( 1 )現代語の「である」の発生については、( イ )中世の「である」は、中世末期には「だ・ぢ(じ)ゃ」と音転化して多用され、それに従って終止形「である」は、近世初頭に消失したが、近世末期に、成立の背景が異なる「である」(オランダ語 zijn の直訳語アルと補格語デとの結合)が長崎通詞によって蘭学書の訳文に用いられ、これが現代語「である」の起源になったという説(山本正秀)と、( ロ )中世の「である」は、近世になると、漢学者の講義物、国学者の口語訳、僧侶の説教類などに多用され、江戸期の教養層の用語として存続し続けたとする説との二つがある。

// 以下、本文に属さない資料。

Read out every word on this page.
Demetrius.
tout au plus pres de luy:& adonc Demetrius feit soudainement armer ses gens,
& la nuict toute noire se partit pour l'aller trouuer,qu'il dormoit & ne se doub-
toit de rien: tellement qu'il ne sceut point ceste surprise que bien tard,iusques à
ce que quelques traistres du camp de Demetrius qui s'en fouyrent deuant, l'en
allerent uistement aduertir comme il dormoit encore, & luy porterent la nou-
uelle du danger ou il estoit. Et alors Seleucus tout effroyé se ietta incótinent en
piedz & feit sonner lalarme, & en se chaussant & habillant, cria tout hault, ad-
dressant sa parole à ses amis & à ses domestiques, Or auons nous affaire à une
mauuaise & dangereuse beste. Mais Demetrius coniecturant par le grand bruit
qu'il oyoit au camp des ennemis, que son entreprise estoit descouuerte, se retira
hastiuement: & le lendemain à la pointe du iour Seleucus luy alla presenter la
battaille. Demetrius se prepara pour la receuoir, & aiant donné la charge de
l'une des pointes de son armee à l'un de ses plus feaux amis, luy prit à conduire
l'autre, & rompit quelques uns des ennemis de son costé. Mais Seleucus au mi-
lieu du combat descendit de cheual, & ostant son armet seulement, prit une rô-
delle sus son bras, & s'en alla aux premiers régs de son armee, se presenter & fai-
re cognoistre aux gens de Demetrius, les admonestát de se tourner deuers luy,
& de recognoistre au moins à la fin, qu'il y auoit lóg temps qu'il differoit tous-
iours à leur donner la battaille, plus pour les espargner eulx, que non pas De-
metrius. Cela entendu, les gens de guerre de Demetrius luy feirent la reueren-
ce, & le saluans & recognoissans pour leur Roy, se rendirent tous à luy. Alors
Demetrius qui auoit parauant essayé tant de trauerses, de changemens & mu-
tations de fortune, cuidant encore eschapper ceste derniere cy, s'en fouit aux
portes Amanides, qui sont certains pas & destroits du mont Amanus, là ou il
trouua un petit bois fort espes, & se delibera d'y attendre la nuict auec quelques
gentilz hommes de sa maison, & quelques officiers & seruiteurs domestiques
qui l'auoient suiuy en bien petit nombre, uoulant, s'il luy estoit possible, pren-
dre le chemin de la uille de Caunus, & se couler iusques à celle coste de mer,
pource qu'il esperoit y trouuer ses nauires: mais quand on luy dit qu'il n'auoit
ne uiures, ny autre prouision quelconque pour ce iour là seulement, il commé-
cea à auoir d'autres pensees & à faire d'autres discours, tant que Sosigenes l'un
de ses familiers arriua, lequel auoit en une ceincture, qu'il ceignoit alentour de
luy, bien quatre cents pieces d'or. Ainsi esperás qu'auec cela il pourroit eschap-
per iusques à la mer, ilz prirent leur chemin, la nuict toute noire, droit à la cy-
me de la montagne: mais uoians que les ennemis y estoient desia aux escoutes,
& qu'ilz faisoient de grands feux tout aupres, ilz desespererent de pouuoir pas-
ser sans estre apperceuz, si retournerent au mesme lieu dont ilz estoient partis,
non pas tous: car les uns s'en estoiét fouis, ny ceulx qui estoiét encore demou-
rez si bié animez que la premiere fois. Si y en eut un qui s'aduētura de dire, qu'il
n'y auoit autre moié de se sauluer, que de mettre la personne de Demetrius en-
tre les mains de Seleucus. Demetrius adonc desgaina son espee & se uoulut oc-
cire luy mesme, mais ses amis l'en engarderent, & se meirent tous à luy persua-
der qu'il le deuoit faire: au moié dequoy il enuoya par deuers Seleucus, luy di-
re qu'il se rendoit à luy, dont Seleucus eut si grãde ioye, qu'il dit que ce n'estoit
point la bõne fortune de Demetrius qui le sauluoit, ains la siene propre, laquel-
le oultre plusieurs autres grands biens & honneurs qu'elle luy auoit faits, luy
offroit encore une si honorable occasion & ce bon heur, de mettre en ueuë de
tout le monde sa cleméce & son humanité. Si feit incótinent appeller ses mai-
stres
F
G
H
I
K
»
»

( 2 )明治以後は言文一致運動の盛行、演説や実用文での試行、小説における「である」調の完成(尾崎紅葉「多情多恨」)、国定教科書における口語文の採用などによって普及一般化し、現代口語文の基幹をなすに至った。
( 3 )現代語では「だ」と同じはたらきを持つものとして「である」全体を助動詞とみる説もある。ただし、「で」と「ある」との間に「は」「も」などの助詞をはさむことがある。
( 4 )「静か」「平ら」「熱心」などに「である」の付いたものは、通常、形容動詞に補助動詞「ある」を伴ったものと説かれるが、「である」の用法としては差違がない。助動詞「そうだ」「ようだ」の場合も同様。
( 5 )否定形には、「でない」が用いられる。丁寧体は「であります」または「です」、その否定形は「では(でも)ありません」。
( 6 )活用語を受ける「のである」は、活用語の叙述に説明の口吻を加える。
( 7 )活用語に直接するのは、現代語としては「であろう」「ではないか」およびその丁寧体の場合に限られる。